While it's only 150 kilometres long, the Forgotten World Highway is a highly memorable driving journey.
Built on colonial bridle paths formed in the late 19th century, the highway is remote and mysterious to the extreme. "A bit upsy downsy" is how one local resident puts it - a classic New Zealand understatement to describe a road that hugs the rugged contours of the land to provide a natural roller coaster experience.
The Forgotten World Highway can be approached from Stratford or Taumarunui. It wriggles its way over four mountain saddles, through an eerie one-lane tunnel and along a sinuous river gorge. Fifteen kilometres of the road is unsealed gravel, and the only significant settlement on the way is Whangamomona, where the historic hotel is known for its hospitality.
This coast-to-coast route traverses the Southern Alps – an incredible showcase of pristine mountains and rivers.
Take your car or sit back and enjoy the ever-changing scenery by train.From Christchurch, the 255-kilometre route follows State Highway 73 west across river plains before rising to traverse through Porters Pass and Arthur’s Pass National Park.

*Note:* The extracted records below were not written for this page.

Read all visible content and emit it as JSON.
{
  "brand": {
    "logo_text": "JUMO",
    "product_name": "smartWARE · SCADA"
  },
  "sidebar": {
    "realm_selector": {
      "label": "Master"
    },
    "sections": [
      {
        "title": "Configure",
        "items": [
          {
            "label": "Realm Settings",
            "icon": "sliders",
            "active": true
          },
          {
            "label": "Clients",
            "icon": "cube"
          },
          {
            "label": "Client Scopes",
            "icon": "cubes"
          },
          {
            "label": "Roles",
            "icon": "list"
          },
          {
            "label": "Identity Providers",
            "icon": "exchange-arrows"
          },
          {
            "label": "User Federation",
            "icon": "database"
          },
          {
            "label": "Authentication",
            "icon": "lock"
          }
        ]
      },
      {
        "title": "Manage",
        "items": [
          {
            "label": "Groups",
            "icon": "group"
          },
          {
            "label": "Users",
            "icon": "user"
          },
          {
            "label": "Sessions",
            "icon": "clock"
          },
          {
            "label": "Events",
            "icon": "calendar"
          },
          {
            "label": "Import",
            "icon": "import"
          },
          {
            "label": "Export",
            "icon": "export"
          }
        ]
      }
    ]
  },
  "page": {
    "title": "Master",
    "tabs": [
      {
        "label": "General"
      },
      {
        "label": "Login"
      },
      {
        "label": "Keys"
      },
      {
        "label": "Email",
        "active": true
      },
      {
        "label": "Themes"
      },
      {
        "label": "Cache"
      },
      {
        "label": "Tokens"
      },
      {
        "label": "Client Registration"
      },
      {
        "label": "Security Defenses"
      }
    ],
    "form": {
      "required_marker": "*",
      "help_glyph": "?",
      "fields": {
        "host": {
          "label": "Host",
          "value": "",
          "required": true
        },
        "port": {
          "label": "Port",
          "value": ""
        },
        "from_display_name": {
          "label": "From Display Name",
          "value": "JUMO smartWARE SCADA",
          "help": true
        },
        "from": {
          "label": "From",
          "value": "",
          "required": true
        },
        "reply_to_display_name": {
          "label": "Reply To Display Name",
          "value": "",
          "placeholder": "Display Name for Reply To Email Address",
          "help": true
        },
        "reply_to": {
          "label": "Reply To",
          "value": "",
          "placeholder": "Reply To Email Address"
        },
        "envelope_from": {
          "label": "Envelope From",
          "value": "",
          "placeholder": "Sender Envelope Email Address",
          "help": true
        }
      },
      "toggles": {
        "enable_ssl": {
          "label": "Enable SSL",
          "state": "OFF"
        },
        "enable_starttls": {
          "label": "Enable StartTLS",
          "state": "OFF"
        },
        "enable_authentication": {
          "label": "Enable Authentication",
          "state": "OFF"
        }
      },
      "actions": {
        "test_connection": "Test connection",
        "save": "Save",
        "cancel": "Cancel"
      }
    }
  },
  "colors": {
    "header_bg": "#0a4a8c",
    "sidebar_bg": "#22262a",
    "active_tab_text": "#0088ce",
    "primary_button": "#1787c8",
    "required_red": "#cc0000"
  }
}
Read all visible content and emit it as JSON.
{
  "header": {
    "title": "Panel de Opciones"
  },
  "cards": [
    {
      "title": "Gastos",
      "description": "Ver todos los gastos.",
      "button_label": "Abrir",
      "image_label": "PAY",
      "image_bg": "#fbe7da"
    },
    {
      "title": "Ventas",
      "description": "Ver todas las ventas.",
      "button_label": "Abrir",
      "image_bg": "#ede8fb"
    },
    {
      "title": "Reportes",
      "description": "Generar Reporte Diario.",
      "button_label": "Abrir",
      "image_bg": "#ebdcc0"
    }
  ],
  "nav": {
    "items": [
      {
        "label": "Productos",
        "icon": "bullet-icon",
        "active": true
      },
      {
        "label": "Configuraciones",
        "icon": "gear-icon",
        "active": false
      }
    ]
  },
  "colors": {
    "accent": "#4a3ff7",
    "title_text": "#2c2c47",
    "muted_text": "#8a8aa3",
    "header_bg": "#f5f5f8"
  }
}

Highlights include the impressive Waimakariri and Otira River gorges, driving along the Otira Viaduct and exploring natural wonders like the Castle Hill Rocks and Cave Stream Reserve. Once on the West Coast, you have the option to drive north to the Punakaiki Pancake Rocks.
The scenery on this route is simply mind blowing. Get ready for towering mountains, turquoise lakes and the sweetest little church you’ve ever seen - not to mention friendly, down-to-earth locals and rare wildlife.
Stargazing above Lake Tekapo and taking a boat ride to see the Tasman Glacier are some of the unforgettable experiences this route offers.
The road to Milford Sound is as much a scenic experience as the fiord itself. Get your camera ready for this world-renowned journey. This short road trip takes you to remote - but still accessible - locations set amongst breath taking, out-of-this-world landscapes.